Meta's OpenEQA Benchmark for Embodied AI Finds Current Vision and Language Models Are "Nearly Blind"
Current vision plus language models (VLMs) failing to take advantage of the visual information available, Meta's new benchmark finds.
Facebook parent Meta has announced the release of a benchmark designed to aid the development of better vision and language models (VLMs) for physical spatial awareness in smart robots and more: OpenEQA, the Open-Vocabulary Embodied Awareness Question Answering benchmark.
"We benchmarked state-of-art vision+language models (VLMs) and found a significant gap between human-level performance and even the best models. In fact, for questions that require spatial understanding, today’s VLMs are nearly 'blind' — access to visual content provides no significant improvement over language-only models," Meta's researchers claim of their work. "We hope releasing OpenEQA will help motivate and facilitate open research into helping AI [Artificial Intelligence] agents understand and communicate about the world it sees, an essential component for artificial general intelligence.
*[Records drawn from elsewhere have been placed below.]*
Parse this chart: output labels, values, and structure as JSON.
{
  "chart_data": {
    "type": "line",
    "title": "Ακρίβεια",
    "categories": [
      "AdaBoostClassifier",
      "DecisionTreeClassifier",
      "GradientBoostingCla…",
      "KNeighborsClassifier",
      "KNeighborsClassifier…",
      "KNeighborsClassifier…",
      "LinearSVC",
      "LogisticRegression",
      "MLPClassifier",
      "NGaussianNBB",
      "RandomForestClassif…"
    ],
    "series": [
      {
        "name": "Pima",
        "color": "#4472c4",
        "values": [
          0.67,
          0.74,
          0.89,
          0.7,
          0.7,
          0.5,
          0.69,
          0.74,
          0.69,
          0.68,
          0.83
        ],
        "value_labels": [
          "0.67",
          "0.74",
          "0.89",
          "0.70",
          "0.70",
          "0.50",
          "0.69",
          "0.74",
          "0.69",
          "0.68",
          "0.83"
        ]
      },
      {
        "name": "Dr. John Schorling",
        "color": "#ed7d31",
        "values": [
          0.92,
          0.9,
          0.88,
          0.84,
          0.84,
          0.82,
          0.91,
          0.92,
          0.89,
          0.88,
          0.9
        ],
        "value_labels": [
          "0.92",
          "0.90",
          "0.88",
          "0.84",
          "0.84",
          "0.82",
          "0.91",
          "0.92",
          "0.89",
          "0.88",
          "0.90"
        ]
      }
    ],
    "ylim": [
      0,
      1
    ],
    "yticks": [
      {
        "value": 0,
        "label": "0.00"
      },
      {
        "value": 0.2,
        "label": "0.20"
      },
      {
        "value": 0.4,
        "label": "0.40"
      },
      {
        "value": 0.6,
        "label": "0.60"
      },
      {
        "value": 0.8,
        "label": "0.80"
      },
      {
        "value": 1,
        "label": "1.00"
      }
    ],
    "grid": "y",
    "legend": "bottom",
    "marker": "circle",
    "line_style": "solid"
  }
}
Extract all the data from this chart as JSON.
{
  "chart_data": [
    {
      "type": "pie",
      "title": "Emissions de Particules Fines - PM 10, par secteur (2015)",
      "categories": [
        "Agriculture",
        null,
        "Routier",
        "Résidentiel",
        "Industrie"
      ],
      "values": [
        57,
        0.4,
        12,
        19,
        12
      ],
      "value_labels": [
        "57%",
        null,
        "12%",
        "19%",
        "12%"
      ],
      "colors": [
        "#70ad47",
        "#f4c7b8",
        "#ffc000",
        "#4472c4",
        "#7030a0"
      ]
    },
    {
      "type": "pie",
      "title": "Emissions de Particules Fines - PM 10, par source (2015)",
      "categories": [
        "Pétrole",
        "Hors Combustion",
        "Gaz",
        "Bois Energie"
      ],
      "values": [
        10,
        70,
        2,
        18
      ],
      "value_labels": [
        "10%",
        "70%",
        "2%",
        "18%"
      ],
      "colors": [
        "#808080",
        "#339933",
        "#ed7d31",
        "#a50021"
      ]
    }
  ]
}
Developed by corresponding author Aravind Rajeswaran and colleagues at Meta's Fundamental AI Research (FAIR) arm, OpenEQA aims to deliver a benchmark for measuring just how well a model can address questions relating to visual information — in particular, their ability to build a model of their surroundings and use that information to respond to user queries. The goal: the development of "embodied AI agents," in everything from ambulatory smart home robots to wearables, which can actually respond usefully to prompts involving spatial awareness and visual data.
The OpenEQA benchmark puts models to work on two tasks. The first is to determine its episodic memory, searching through previously-recorded data for an answer to a query. The second is what Meta terms "active EQA," which sends the agent — in this case, necessarily ambulatory — on a hunt through its physical environment for data that will provide an answer to the user's prompt, such as "where did I leave my badge?"
"We used OpenEQA to benchmark several state-of-art vision + language foundation models (VLMs) and found a significant gap between even the most performant models ([OpenAI's] GPT-4V at 48.5 percent) and human performance (85.9 percent)," the researchers note. "Of particular interest, for questions that require spatial understanding, even the best VLMs are nearly 'blind' — i.e., they perform not much better than text-only models, indicating that models leveraging visual information aren't substantially benefiting from it and are falling back on priors about the world captured in text to answer visual questions."
"As an example," the researchers continue, "for the question 'I'm sitting on the living room couch watching TV. Which room is directly behind me?', the models guess different rooms essentially at random without significantly benefiting from visual episodic memory that should provide an understanding of the space. This suggests that additional improvement on both perception and reasoning fronts are needed before embodied AI agents powered by such models are ready for primetime."
More information on OpenEQA, including an open-access paper detailing the work, is available on the project website; the source code and dataset have been published to GitHub under the permissive MIT license.